Now, I have nothing against this university, but we did get mailings with a surprising frequency, especially since my son’s first try at the SAT wasn’t earth-shattering and the improved results from his second time around came after we’d already gotten a number of such mailings.  Besides which, even his second SAT score is below their 25th percentile, so he hardly seems like a top candidate for them.

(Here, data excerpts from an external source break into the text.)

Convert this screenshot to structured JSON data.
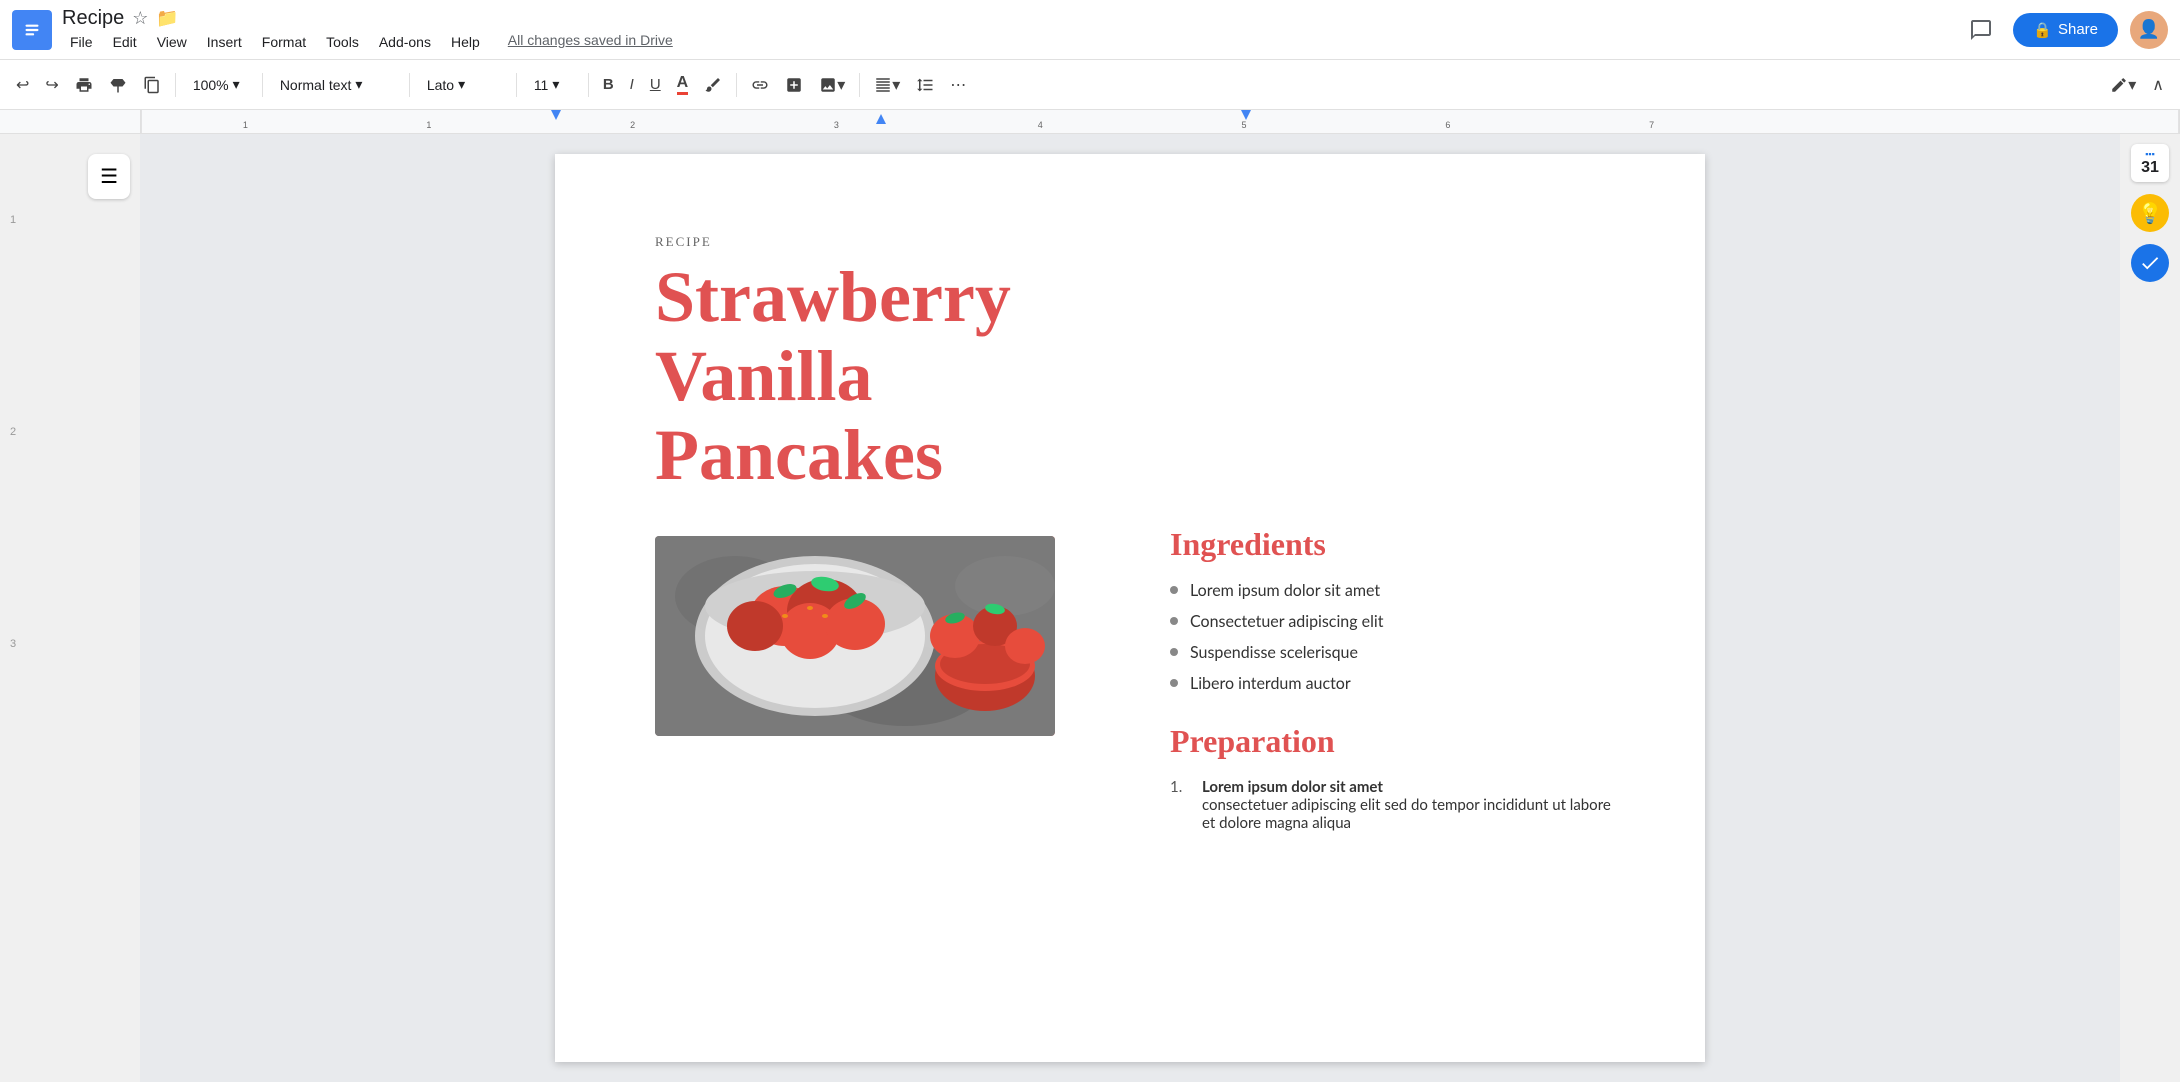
{
  "app": {
    "icon_color": "#4285f4",
    "doc_title": "Recipe",
    "star_symbol": "☆",
    "folder_symbol": "📁",
    "saved_status": "All changes saved in Drive",
    "share_label": "Share",
    "share_icon": "🔒"
  },
  "menu": {
    "items": [
      "File",
      "Edit",
      "View",
      "Insert",
      "Format",
      "Tools",
      "Add-ons",
      "Help"
    ]
  },
  "toolbar": {
    "zoom": "100%",
    "style": "Normal text",
    "font": "Lato",
    "size": "11",
    "undo": "↩",
    "redo": "↪",
    "print": "🖨",
    "paint_format": "✏",
    "clone_format": "⬜",
    "bold": "B",
    "italic": "I",
    "underline": "U",
    "font_color": "A",
    "highlight": "✏",
    "link": "🔗",
    "insert_special": "+",
    "insert_image": "🖼",
    "align": "≡",
    "line_spacing": "↕",
    "more": "⋯",
    "edit_pen": "✏",
    "collapse": "∧"
  },
  "document": {
    "recipe_label": "RECIPE",
    "title_line1": "Strawberry",
    "title_line2": "Vanilla",
    "title_line3": "Pancakes",
    "ingredients_heading": "Ingredients",
    "ingredients": [
      "Lorem ipsum dolor sit amet",
      "Consectetuer adipiscing elit",
      "Suspendisse scelerisque",
      "Libero interdum auctor"
    ],
    "preparation_heading": "Preparation",
    "prep_items": [
      {
        "num": "1.",
        "bold_text": "Lorem ipsum dolor sit amet",
        "body_text": "consectetuer adipiscing elit sed do tempor incididunt ut labore et dolore magna aliqua"
      }
    ]
  },
  "sidebar": {
    "outline_icon": "☰",
    "calendar_top": "31",
    "lightbulb": "💡",
    "check": "✓"
  }
}
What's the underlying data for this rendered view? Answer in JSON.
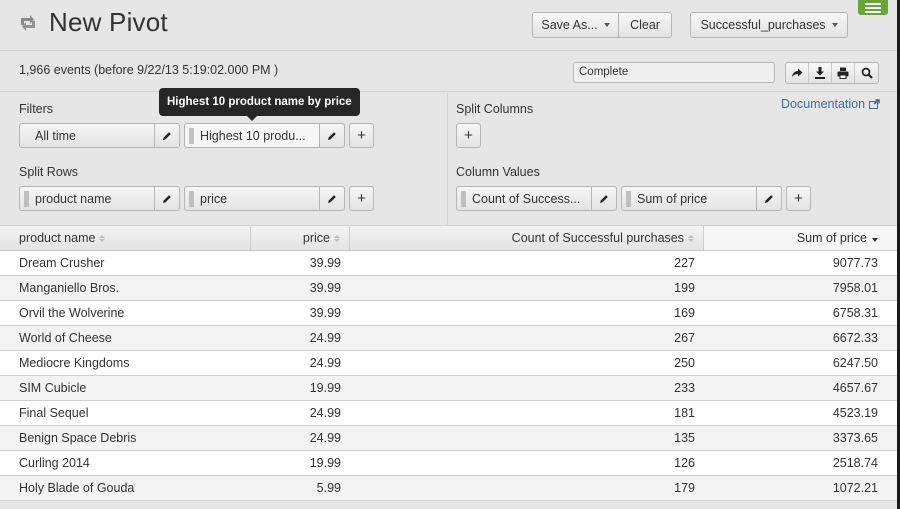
{
  "header": {
    "title": "New Pivot",
    "save_as_label": "Save As...",
    "clear_label": "Clear",
    "dataset_label": "Successful_purchases"
  },
  "status": {
    "event_count": "1,966 events (before 9/22/13 5:19:02.000 PM )",
    "job_status": "Complete",
    "actions": [
      "share-icon",
      "export-icon",
      "print-icon",
      "inspect-icon"
    ]
  },
  "config": {
    "filters": {
      "label": "Filters",
      "items": [
        "All time",
        "Highest 10 produ..."
      ]
    },
    "split_rows": {
      "label": "Split Rows",
      "items": [
        "product name",
        "price"
      ]
    },
    "split_columns": {
      "label": "Split Columns"
    },
    "column_values": {
      "label": "Column Values",
      "items": [
        "Count of Success...",
        "Sum of price"
      ]
    },
    "documentation_label": "Documentation",
    "add_label": "+",
    "tooltip": "Highest 10 product name by price"
  },
  "table": {
    "columns": [
      "product name",
      "price",
      "Count of Successful purchases",
      "Sum of price"
    ],
    "sorted_column": "Sum of price",
    "sort_direction": "descending",
    "rows": [
      [
        "Dream Crusher",
        "39.99",
        "227",
        "9077.73"
      ],
      [
        "Manganiello Bros.",
        "39.99",
        "199",
        "7958.01"
      ],
      [
        "Orvil the Wolverine",
        "39.99",
        "169",
        "6758.31"
      ],
      [
        "World of Cheese",
        "24.99",
        "267",
        "6672.33"
      ],
      [
        "Mediocre Kingdoms",
        "24.99",
        "250",
        "6247.50"
      ],
      [
        "SIM Cubicle",
        "19.99",
        "233",
        "4657.67"
      ],
      [
        "Final Sequel",
        "24.99",
        "181",
        "4523.19"
      ],
      [
        "Benign Space Debris",
        "24.99",
        "135",
        "3373.65"
      ],
      [
        "Curling 2014",
        "19.99",
        "126",
        "2518.74"
      ],
      [
        "Holy Blade of Gouda",
        "5.99",
        "179",
        "1072.21"
      ]
    ]
  },
  "colors": {
    "accent_green": "#65a637",
    "link_blue": "#3a6ea5",
    "tooltip_bg": "#262626"
  }
}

But this is where I’m cynical.  He might not have a prizewinning SAT, but I suspect that they’re looking at more than that.  I  wouldn’t be surprised if they’re targeting him based on other demographic factors — that is, his zip code, in an upper middle class town, or even the specific neighborhood of his street address, which, while it’s no Lake Forest or Glencoe, still means there’s a pretty decent chance of your mailer hitting a family that could pay full freight.  I further wouldn’t be surprised if they paired that up with our credit rating as another element indicating our ability to pay full-freight.  (Though, if they data-mined a bit more, you’d think they could figure out that we’re also the sort that aren’t willing to pay that sticker price.)

University of Illinois Springfield
University of Illinois Springfield

The “regional” universities in Illinois have been experiencing a major drop in enrollment over the past decade, with drops of 20% – 40% (the only exception being SIU – Edwardsville).  But the University of Illinois system is growing in enrollment:  10% at the Urbana-Champaign campus, 18% at the University of Illinois – Chicago, and 14% at the University of Illinois at Springfield.

What’s the University of Illinois at Springfield?  Yeah, I’d be surprised if you’d heard of it.  It’s a young university, established only in 1969, and a part of the University of Illinois only since 1995.  Up until 2005, enrollment was limited to upperclassmen and graduate students.  It enrolls 3,400 undergraduates and 2,000 graduate students, almost all in master’s programs, a far cry from the 29,000 at UIC and the 47,000 at U of I.  It has only two dorms and one cafeteria, unlike the myriad of options elsewhere.  And it’s main marketing approach:  you’ll get a “U of I degree” — that is, there’s a good chance that future employers or networking contacts might not know the difference between the University of Illinois, and the University of Illinois at Springfield, and will consider you as having attended the more prestigious Big 10 school.  Plus, Illinoisians generally have more confidence that the legislature will fund the Universities of Illinois than the “regional” universities (and, especially, the university that’s in Springfield itself); hence, the exodus from the latter schools.

And it’s an appalling waste of money, to have the facilities of the regional universities sit empty while the Universities of Illinois embark on building programs, all because the legislature can’t get its act together and the universities can’t, or won’t, cooperate.

University of Missouri
University of Missouri

Yes, earlier in the fall, and over the summer, conservative outlets schadenfreudishly reported of the massive enrollment decline at Mizzou, following student anti-racist protests resulting in the resignation of the university president in capitulation to student demands.  And based on the postcard that arrived several days ago trumpeting the ease with which out-of-state students can obtain Missouri residency, and correspondingly reduced tuition ($11,000 vs. $26,600), I’m going to guess that applications and interest are still low.

Remember back when I wrote about the massive enrollment drop at the Detroit Public Schools, and the fact that, however positive schools of choice and options for families might be, the school system is nonetheless facing substantial problems due to legacy costs?  At the university level, too, well, it’s a good thing, I suppose, when universities which are well-run win in the “enrollment competition” against those with poor management, poor academic standards, low value for money, and so on.  But the waste of resources — of buildings which sit empty at some universities while others go on expansion sprees — is still unsettling.